Davis emphasized that there are also important demographic shifts taking place in the U.S. that should ensure a receptive market for stable value funds for decades to come. According to projections by the Census Bureau, the fastest-growing age group in the U.S. between now and 2050, on a percentage basis, will be those age 85 and older. And by the end of that period, Americans 65 and older should account for 20 percent of the population, up from 10 percent in 1970 and 13 percent as recently as 2009.
That’s a promising trend for the stable value industry, which historically has captured the bulk of its assets from older retirement-plan participants. Research by the Employee Benefit Research Institute, for example, shows that in 2011, 401(k) plan participants in their 20s allocated just 7.1 percent of their plan assets to stable value. That percentage increased with every age cohort, however, peaking at 30 percent for participants in their 60s.
The impending retirement of the 76 million Baby Boomers born between 1946 and 1964 also suggests there will be plenty of people looking for conservative investment options in the decades ahead. Equally noteworthy, younger plan participants are sensitive to the need to save for retirement, and also receptive to the appeal of conservative investment options such as stable value funds. A 2012 study by Prudential Retirement found that 83 percent of Millennials—loosely defined as the 86 million Americans born from the early 1980s to the early 2000s—said that seeing what can happen to people who don’t save enough for retirement makes them want to save more for their own retirement.

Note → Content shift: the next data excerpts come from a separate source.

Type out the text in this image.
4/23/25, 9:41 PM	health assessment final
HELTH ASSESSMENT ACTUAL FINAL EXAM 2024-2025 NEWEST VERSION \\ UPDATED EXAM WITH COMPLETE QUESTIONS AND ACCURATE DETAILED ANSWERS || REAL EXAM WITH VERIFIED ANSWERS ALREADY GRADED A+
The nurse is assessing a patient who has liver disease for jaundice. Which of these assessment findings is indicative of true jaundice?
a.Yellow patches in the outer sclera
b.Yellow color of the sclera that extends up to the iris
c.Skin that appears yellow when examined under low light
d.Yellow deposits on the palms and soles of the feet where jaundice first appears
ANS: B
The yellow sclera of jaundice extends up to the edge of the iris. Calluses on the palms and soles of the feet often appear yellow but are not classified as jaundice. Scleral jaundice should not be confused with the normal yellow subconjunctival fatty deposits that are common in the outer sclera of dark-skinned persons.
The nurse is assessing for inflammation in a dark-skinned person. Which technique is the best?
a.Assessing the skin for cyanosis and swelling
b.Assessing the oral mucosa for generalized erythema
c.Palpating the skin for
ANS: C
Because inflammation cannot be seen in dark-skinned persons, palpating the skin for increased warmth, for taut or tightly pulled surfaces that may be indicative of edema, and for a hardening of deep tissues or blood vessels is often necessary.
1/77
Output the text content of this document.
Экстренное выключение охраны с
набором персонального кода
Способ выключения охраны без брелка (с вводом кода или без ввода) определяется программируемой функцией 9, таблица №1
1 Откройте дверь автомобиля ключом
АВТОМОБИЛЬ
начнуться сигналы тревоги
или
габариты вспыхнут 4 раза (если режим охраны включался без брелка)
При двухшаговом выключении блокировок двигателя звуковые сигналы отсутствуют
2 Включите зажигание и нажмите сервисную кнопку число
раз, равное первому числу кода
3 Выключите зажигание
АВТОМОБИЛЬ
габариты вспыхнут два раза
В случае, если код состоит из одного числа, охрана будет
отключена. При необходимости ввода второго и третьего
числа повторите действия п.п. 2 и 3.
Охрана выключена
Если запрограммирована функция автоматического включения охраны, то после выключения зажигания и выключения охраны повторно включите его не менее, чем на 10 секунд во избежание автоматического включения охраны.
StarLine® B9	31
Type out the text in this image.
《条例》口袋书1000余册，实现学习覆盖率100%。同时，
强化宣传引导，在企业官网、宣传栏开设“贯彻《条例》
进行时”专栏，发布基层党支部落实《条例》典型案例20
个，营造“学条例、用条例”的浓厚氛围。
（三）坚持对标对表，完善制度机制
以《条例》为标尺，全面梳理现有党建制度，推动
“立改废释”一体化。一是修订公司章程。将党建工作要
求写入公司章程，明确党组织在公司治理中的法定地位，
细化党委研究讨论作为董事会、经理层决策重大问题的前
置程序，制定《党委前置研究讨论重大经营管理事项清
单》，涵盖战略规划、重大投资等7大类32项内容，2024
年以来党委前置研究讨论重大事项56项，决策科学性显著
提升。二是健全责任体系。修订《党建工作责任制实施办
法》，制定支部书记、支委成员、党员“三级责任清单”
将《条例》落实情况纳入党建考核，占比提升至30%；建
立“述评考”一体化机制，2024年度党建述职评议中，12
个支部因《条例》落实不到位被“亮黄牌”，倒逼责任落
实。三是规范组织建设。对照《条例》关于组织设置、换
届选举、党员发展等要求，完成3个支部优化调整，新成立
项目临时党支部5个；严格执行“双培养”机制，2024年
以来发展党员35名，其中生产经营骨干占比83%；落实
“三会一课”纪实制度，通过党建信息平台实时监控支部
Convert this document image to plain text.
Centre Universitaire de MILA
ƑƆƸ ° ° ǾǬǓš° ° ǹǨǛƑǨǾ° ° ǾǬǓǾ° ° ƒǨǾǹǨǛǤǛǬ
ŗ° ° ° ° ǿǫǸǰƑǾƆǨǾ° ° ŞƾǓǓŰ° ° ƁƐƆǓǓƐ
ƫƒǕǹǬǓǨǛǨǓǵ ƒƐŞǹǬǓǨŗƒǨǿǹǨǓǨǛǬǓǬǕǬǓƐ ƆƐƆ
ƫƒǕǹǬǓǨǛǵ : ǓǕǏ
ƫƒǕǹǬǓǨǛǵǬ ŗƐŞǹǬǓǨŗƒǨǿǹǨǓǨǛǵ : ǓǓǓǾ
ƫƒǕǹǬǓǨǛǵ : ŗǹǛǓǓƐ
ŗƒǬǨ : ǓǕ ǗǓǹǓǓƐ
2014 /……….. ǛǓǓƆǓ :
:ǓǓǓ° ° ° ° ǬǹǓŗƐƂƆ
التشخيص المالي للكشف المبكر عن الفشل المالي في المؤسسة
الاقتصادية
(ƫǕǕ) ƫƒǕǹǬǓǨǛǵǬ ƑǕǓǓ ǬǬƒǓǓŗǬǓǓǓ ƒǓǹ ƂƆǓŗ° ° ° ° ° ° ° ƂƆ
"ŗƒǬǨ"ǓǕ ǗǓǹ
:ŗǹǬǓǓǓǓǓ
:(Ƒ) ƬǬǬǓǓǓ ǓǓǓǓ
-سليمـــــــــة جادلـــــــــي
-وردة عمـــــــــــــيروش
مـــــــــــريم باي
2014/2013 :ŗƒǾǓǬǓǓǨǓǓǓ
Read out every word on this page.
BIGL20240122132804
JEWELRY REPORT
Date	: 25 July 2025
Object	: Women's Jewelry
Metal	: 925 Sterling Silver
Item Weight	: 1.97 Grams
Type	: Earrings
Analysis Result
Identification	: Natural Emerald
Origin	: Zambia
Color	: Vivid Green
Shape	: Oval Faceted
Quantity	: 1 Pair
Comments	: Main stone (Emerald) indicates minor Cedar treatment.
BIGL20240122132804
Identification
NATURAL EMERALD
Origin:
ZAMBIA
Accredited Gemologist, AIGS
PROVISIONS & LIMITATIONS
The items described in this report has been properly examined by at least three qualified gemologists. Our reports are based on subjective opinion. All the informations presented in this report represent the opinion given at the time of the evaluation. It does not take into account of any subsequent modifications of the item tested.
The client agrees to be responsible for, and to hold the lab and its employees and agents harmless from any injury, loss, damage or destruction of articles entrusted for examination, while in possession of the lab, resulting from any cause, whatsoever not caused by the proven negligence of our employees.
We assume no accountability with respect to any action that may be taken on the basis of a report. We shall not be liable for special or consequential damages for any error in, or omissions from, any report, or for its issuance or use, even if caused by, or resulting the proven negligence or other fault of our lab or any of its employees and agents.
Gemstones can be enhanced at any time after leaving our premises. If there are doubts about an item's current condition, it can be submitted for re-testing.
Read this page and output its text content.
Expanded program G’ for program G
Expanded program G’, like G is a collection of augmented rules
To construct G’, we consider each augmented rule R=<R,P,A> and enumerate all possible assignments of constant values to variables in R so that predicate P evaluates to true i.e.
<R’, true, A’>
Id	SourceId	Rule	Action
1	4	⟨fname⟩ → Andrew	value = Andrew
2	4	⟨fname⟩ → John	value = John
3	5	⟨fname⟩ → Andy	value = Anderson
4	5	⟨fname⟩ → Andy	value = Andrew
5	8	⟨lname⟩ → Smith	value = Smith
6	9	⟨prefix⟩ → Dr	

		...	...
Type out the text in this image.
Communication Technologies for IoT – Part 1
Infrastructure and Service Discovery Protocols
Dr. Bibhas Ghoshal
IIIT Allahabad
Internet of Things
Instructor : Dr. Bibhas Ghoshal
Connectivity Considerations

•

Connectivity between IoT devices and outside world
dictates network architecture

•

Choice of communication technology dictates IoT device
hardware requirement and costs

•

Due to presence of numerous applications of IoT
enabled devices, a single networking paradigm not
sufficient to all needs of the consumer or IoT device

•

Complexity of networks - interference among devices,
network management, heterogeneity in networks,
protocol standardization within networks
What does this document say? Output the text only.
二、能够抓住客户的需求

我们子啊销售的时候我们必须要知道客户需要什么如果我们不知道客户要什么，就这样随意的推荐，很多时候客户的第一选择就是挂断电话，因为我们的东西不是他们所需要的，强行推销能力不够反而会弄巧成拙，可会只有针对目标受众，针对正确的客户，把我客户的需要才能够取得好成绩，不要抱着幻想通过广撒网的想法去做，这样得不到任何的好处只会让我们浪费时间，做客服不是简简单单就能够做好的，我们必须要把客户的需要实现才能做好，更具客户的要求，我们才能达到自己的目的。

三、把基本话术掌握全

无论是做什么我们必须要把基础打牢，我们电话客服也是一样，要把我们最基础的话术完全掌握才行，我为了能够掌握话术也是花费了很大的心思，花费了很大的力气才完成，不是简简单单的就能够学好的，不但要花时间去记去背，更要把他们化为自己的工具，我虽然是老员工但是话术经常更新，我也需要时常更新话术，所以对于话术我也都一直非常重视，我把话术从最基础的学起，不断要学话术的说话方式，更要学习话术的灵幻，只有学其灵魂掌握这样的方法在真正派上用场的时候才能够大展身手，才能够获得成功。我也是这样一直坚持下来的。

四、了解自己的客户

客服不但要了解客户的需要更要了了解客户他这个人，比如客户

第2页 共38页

And 81 percent said contributing to one’s retirement account is a must, even during an economic recession.
“They’re a generation of savers,” Davis said of the Millennials. Pair that character trait with the fact that many are carrying burdensome levels of student loan debt, he added, and it’s not surprising that many of them tend to be conservative investors, too. In fact, in a 2013 study by Accenture, 43 percent of Millennials identified themselves that way, versus 31 percent of Boomers and 27 percent of Generation X investors, the generation born immediately after the Baby Boomers.
The trend toward an older population, which is being mirrored in many other countries around the world, coupled with the mindset of the Millennial generation, suggests that conservative investments, centered on fixed-income securities, will play a prominent role in the retirement savings marketplace for decades to come, Davis concluded.
“A lot of people are saying that the really interesting things are going to be happening in the next few decades within the fixed-income arena,” Davis said. “I would absolutely agree with that, and I think stable value is better positioned than any other fixed-income option to meet the needs of investors.”